Omicidio Giulia Tramontano, la tremenda scoperta: Impagnatiello avvelenava lei e il feto da mesi
I risultati della consulenza autoptica sul corpo della 29enne uccisa a coltellate
Da mesi, almeno da dicembre, Alessandro Impagnatiello stava tentando di avvelenare con del topicida Giulia Tramontano, la compagna 29enne incinta di 7 mesi poi uccisa il 27 maggio con 37 coltellate e il cui corpo è stato ritrovato dopo quattro giorni gettato vicino a dei box a Senago, nel Milanese, a poca distanza dalla villetta in cui i due vivevano insieme.

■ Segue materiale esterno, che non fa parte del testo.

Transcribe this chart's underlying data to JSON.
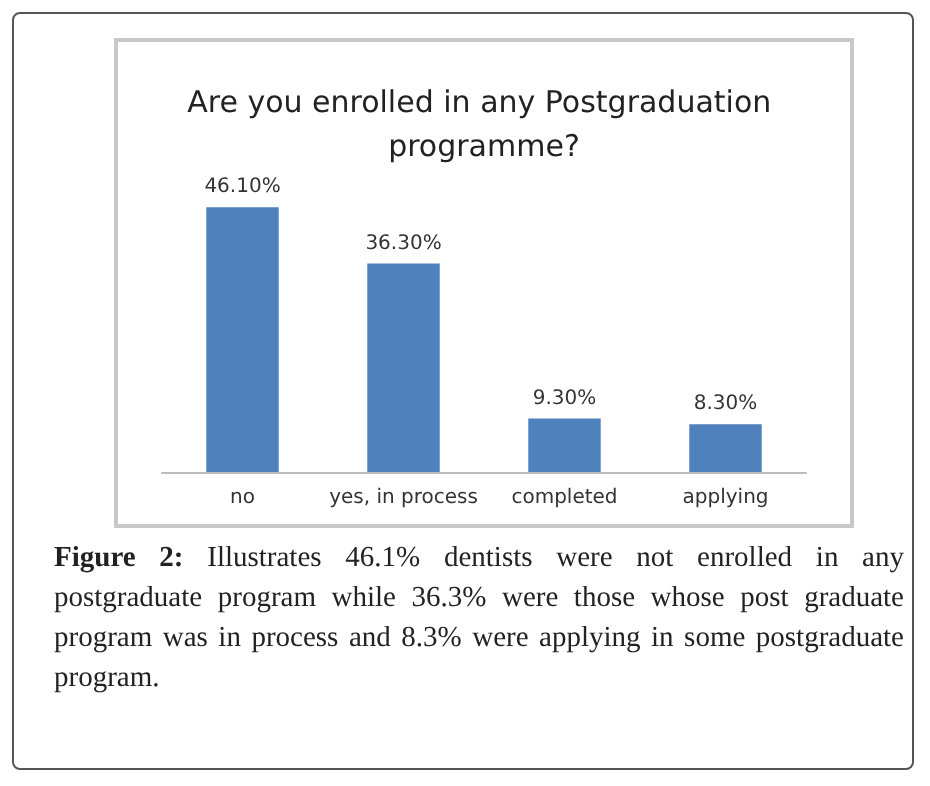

È quanto risulta dalla consulenza autoptica depositata mercoledì in Procura a Milano. Gli esami tecnici hanno rivelato la presenza del veleno per topi sia nel "feto" che nel "sangue" della donna con un "incremento" della somministrazione "nell'ultimo mese e mezzo". La relazione conclusiva con l'esito delle verifiche è stata notificata alla difesa di Impagnatiello e al legale che assiste i familiari di Giulia.
Dalle analisi non è stato però possibile rilevare con assoluta certezza se la somministrazione sia avvenuta per un periodo più ampio di tempo con piccole dosi o in un'unica volta con un elevato quantitativo. I carabinieri della squadra omicidi del nucleo investigativo di Milano e la pm Alessia Menegazzo, titolare dell'inchiesta per omicidio pluriaggravato, propendono però per la prima ipotesi. Anche perché a gennaio il barman dell'Armani bamboo bar - che aveva ammazzato la compagna dopo che lei aveva scoperto la sua doppia vita e la sua altra fidanzata, una compagna - aveva cercato online "quanto veleno per topi è necessario per uccidere una persona".
Quella e altre ricerche effettuate in rete sono contenute in un'informativa dei carabinieri, che nella villetta della coppia avevano sequestrato del topicida durante il primo sopralluogo. E in effetti l'autopsia ha confermato la presenza del topicida, il "bromadiolone", nel feto e nel sangue della donna. Già a dicembre, stando all'informativa degli investigatori, Impagnatiello avrebbe cercato on line il motivo per cui il veleno non stesse facendo effetto, quanto tempo ci voleva perché agisse, salvo scoprire poi che perdeva potenza se somministrato con "bevande calde". Un altro dettaglio, non da poco, che confermerebbe appunto la tesi per cui Impagnatiello cercava di avvelenare la compagna e il piccolo Thiago già da tempo. E la vittima scriveva, sempre già a dicembre, in alcune chat con un'amica: "Mi sento una pezza, ho troppo bruciore di stomaco". La stessa autopsia ha stabilito che Giulia è morta soltanto dopo l'ultima coltellata, la 37esima, che è stata fatale.